On the other hand, the struggle for independence in the 1980s was fought by the middle class who had more in common with the whites. This implies that the chances of reaching some form of the agreement were higher than the earlier period. Since the two groups were correlating, they could find areas in which they could agree concerning controlling the places they lived in. It is surprising to note that during this period there was a distance between the black middle and the working class, which, I feel might have interfered with the blacks’ struggle for independence. Workers continued to fight for their rights with less success, and they ended up accepting contracts that did not satisfy them. During this period, the county leadership was comprised of the blacks and the whites who tried to utilize all means to neutralize the rebelling workers. Since the governing authorities that composed of the blacks and the whites came to the consensus that labor issues did not fall under the civil rights issues, they had not alternative. This was meant to deter the civil right movement activists from advocating for the rights of the workers and suggested that employees who were dissatisfied could seek the greener pasture anywhere else.

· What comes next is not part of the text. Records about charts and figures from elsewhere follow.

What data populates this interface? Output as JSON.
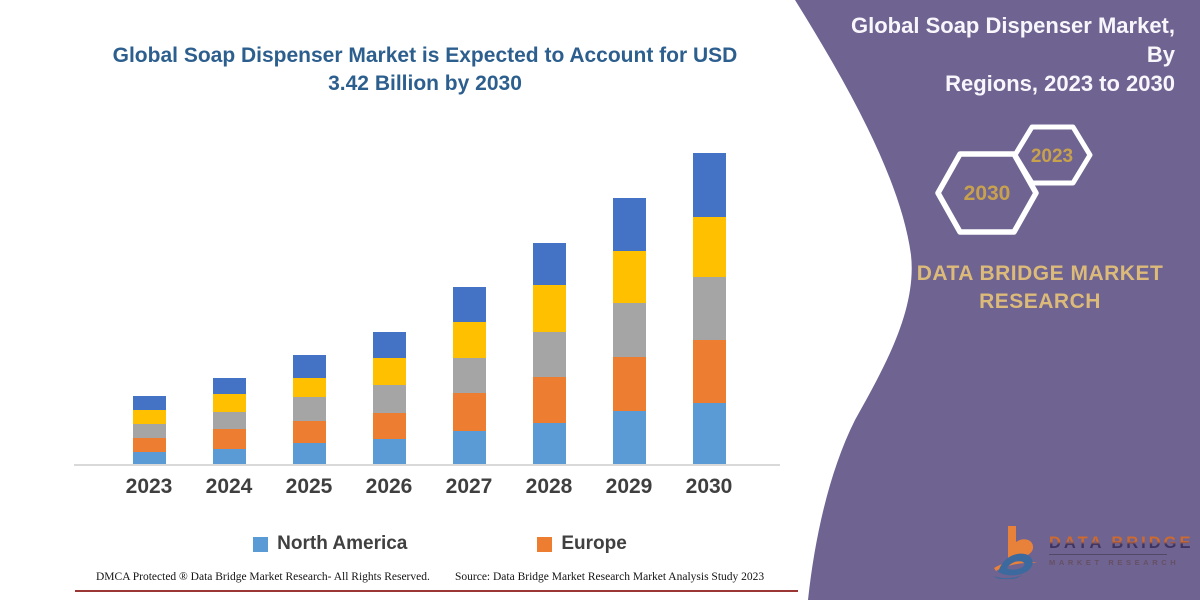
{
  "chart_data": {
    "type": "bar",
    "stacked": true,
    "title": "Global Soap Dispenser Market is Expected to Account for USD 3.42 Billion by 2030",
    "xlabel": "",
    "ylabel": "",
    "unit": "USD Billion",
    "ylim": [
      0,
      3.5
    ],
    "grid": false,
    "y_axis_visible": false,
    "legend_position": "bottom",
    "categories": [
      "2023",
      "2024",
      "2025",
      "2026",
      "2027",
      "2028",
      "2029",
      "2030"
    ],
    "series": [
      {
        "name": "North America",
        "color": "#5B9BD5",
        "in_legend": true,
        "values": [
          0.14,
          0.18,
          0.24,
          0.28,
          0.37,
          0.46,
          0.59,
          0.68
        ]
      },
      {
        "name": "Europe",
        "color": "#ED7D31",
        "in_legend": true,
        "values": [
          0.16,
          0.21,
          0.24,
          0.29,
          0.42,
          0.51,
          0.59,
          0.69
        ]
      },
      {
        "name": "Series 3 (gray, unlabeled)",
        "color": "#A5A5A5",
        "in_legend": false,
        "values": [
          0.15,
          0.19,
          0.27,
          0.31,
          0.38,
          0.49,
          0.6,
          0.69
        ]
      },
      {
        "name": "Series 4 (yellow, unlabeled)",
        "color": "#FFC000",
        "in_legend": false,
        "values": [
          0.15,
          0.2,
          0.2,
          0.29,
          0.4,
          0.51,
          0.57,
          0.66
        ]
      },
      {
        "name": "Series 5 (blue, unlabeled)",
        "color": "#4472C4",
        "in_legend": false,
        "values": [
          0.16,
          0.18,
          0.26,
          0.29,
          0.38,
          0.46,
          0.58,
          0.7
        ]
      }
    ],
    "stack_totals": [
      0.76,
      0.96,
      1.21,
      1.46,
      1.95,
      2.43,
      2.93,
      3.42
    ],
    "annotation": "2030 total = USD 3.42 Billion"
  },
  "chart": {
    "title_line1": "Global Soap Dispenser Market is Expected to Account for USD",
    "title_line2": "3.42 Billion by 2030"
  },
  "legend": {
    "items": [
      {
        "label": "North America",
        "color": "#5B9BD5"
      },
      {
        "label": "Europe",
        "color": "#ED7D31"
      }
    ]
  },
  "footer": {
    "left": "DMCA Protected ® Data Bridge Market Research-  All Rights Reserved.",
    "right": "Source: Data Bridge Market Research  Market Analysis Study 2023"
  },
  "side_panel": {
    "heading_line1": "Global Soap Dispenser Market, By",
    "heading_line2": "Regions, 2023 to 2030",
    "hexagon_back_year": "2023",
    "hexagon_front_year": "2030",
    "brand_text": "DATA BRIDGE MARKET RESEARCH",
    "logo_name": "DATA BRIDGE",
    "logo_subtitle": "MARKET RESEARCH",
    "colors": {
      "panel_purple": "#6e6391",
      "hexagon_stroke": "#ffffff",
      "hexagon_year_gold": "#c8a14f",
      "brand_gold": "#dcba79",
      "title_blue": "#2d5f8e",
      "footer_rule_red": "#9a3734"
    }
  }
}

It is imperative to state that there were some dynamics that changed. First, the magnitude of oppression was reduced as well as the composition of the council. In fact, the Citizens’ Council was composed of the middle class, which had similar to that of the whites. This was contrary to the ones of the 1950s and 1960s, which was made up of people with various qualifications. Another thing that significantly changed is the issues that related to labor. In the 1950s and 1960s, they were categorized as civil rights issues, but in the 1980s, they ceased to be because of the agreement that was reached by the governing council to reduce the rebellion of the workers. Additionally, there was an increased distance between the black middle class and the working, something that might have hindered the process of the struggle for freedom.

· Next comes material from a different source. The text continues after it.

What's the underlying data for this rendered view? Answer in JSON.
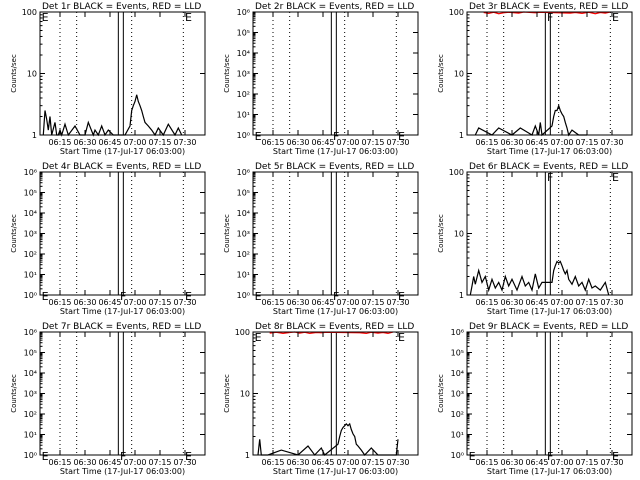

However, there is some dynamism that did not change. For instance, workers continued to be exploited, and they were underpaid in the 1980s. According to Moye, the new industries that came to invest in the County offered low-paying jobs, which were similar to the ones that were used on plantations in the 1950s and the 1960s. Nevertheless, the working conditions in the 1980s were similar to the ones provided in the 1950s and the 1960s. As a result, there were protests by the workers, but the council did not support them.

It is vital to state that the struggles of the 1980s were significantly built upon the movement of the 1950s and 1960s. In fact, the civil rights movement formed the basis that was used by the workers to fight for their rights in the 1980s. Although workers did not achieve much because labor issues were disregarded as the civil rights issues, the workers were able to air their grievances to the relevant authorities. Moreover, the Citizens’ Council traces its origin to the movements of the 1950s and 1960s. The council was initially formed by people from all social classes, but the 1980s council was changed to include only the middle class. In this view, most of the activities that took place in the 1980s trace their origins in the 1950s and 1960s movements.

In conclusion, Let the people decide is a useful book that can be used to understand the civil rights movements in the USA and the role it played in fighting for the black freedom. Readers also gain some helpful insight concerning the prevalent discrimination of the black people by the white and how the African-Americans were exposed to violence. Thus, I suggest that it should be read by all the black people.